Alors que nos réveils, montres, téléphones ou ordinateurs viennent de passer plus ou moins automatiquement à l'heure d’été, Gallica revient sur un problème devenu crucial au XIXe siècle avec l’essor des transports, l’unification de l’heure et la synchronisation des horloges. Plusieurs moyens et techniques tentent de répondre à ce besoin : chute d’une time-ball, électricité, air comprimé ou encore l’horloge parlante.

L'heure d'Eté : central horaire de la gare Saint Lazare, avance de l'heure, 1937

De nombreux outils comme les cadrans solaires ont été conçus pour mesurer le temps et indiquer l’heure solaire. Le clocher scande l’heure et la définit comme référence dans les villages jusqu’au début du XXe siècle. L’horloge mécanique fait son apparition au XIIe siècle dans les villes. Le territoire couvert par cette heure homogène reste cependant limité. De plus, la durée d’une heure varie entre le jour et la nuit, entre l’été et l’hiver afin de suivre le temps solaire. Pour remédier à ces variations, les horloges peuvent escamoter une heure au coucher du soleil. La ville de Genève est la première à décider de faire d’une heure une mesure fixe en 1780, suivie par Londres en 1792.

Antoine-Louis Goblain, Tour de l'horloge, Auxerre. 18..

En France, la Convention nationale tente une première unification du temps en lançant un appel aux inventeurs. L’horloger Robert Robin présente en 1793 son projet de pendule astronomique décimale à seconde, à remontoir et à sonnerie décimale qui, en proposant une division décimale, a pour ambition d’être précise et régulière dans son mécanisme, grâce à un régulateur. Un système de sonnerie marque le temps toutes les dix minutes. Mais il faut finalement attendre 1816, selon Jean Mascart, pour que Paris adopte une heure fixe abandonnant le temps solaire.

Le train est à l’heure

C‘est l’essor du chemin de fer qui va rendre indispensable le besoin d’heure unique harmonisée sur tout le territoire. Le chemin de fer s’accompagne en effet d’horaires valables sur tout le réseau, ce qui nécessite donc à la fois l’unification des heures définies encore localement, la synchronisation des horloges, et la définition d’une heure exacte. L’horaire des chemins de fer prend pour référence l’heure de Paris qui ne correspond pas forcément aux heures des communes traversées.

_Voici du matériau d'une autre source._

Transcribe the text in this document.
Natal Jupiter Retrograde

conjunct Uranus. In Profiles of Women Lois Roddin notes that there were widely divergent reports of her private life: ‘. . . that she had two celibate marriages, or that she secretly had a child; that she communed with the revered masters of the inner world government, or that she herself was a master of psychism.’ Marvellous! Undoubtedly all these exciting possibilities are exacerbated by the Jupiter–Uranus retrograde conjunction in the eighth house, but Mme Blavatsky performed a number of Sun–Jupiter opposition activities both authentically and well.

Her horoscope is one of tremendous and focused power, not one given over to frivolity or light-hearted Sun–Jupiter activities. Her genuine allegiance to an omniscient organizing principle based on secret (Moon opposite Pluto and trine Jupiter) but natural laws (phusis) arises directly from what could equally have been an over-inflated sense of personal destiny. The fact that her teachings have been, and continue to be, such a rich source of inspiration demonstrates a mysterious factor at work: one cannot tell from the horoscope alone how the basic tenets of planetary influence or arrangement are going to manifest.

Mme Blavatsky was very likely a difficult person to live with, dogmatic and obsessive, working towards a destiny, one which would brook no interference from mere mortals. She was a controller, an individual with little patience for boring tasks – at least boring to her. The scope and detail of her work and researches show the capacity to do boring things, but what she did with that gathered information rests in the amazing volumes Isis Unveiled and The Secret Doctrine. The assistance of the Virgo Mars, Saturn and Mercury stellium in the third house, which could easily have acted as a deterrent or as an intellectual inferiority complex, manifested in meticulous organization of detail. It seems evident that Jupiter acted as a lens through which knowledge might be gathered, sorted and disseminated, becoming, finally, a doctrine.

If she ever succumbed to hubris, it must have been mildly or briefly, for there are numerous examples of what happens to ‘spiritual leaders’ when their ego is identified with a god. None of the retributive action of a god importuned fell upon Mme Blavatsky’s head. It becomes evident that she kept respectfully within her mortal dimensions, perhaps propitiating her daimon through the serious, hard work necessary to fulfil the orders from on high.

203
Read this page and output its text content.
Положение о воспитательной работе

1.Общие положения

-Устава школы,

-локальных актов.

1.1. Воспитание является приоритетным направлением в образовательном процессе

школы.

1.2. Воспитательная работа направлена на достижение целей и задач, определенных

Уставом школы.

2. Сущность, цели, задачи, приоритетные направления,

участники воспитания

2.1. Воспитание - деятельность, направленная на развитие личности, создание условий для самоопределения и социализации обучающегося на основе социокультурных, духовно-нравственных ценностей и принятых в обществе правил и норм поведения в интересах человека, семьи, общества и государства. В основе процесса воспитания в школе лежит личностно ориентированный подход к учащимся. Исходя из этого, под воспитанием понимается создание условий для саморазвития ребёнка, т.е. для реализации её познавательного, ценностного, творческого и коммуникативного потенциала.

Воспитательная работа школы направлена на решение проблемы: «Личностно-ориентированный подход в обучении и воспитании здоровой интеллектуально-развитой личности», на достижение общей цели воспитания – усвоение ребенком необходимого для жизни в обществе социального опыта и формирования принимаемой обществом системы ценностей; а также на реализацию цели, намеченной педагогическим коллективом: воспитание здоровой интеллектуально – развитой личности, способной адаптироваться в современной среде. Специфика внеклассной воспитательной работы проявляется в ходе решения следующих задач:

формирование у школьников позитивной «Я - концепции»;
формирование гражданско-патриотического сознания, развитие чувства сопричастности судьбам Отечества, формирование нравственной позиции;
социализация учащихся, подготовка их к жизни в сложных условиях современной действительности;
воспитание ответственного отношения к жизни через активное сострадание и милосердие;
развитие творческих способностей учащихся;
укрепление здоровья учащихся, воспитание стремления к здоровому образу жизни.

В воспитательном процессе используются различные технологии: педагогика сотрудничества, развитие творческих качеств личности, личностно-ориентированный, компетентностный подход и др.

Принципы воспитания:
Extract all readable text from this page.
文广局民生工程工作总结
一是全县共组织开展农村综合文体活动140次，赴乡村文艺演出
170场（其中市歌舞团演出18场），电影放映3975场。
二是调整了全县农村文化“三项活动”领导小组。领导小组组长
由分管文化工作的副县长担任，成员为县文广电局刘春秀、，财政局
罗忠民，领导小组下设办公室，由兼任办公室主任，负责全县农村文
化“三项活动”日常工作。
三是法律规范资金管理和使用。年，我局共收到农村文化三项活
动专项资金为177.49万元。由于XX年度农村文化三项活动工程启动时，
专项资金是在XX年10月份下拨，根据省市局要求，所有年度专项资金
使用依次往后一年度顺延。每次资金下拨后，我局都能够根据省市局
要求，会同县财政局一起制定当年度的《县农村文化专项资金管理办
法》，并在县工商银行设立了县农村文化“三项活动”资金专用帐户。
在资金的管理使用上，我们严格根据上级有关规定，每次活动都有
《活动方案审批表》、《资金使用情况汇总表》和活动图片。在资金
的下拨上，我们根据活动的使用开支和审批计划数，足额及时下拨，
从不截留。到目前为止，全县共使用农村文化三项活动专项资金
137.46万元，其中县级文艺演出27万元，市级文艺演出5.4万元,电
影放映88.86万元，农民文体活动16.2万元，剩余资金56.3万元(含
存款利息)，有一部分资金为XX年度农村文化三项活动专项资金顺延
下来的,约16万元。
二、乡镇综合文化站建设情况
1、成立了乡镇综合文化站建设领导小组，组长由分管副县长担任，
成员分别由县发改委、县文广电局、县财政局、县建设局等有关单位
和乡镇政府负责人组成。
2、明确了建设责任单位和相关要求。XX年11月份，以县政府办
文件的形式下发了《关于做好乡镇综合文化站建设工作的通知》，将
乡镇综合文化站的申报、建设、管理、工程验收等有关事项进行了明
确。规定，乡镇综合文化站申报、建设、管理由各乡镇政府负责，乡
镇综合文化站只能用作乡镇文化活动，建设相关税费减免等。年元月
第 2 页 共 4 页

Indicateur officiel des environs de Paris : services des chemins de fer, bateaux à vapeur, voitures et omnibus, Chaix, 1858 Dans son ouvrage, Histoire de l’heure, publié en 1889, Jean-Charles Houzeau indique :

Dans un temps peu éloigné, il y avait encore des heures de diverses grandeurs. Il y avait des heures différentes pour l’été et pour l’hiver, des heures différentes pour le jour et pour la nuit et l’inégalité atteignait parfois une grandeur considérable. Nos principales lignes de chemin de fer existaient déjà que beaucoup de nos villes avaient encore des heures qui n’étaient pas tout à fait égales entre elles d’un jour au jour suivant.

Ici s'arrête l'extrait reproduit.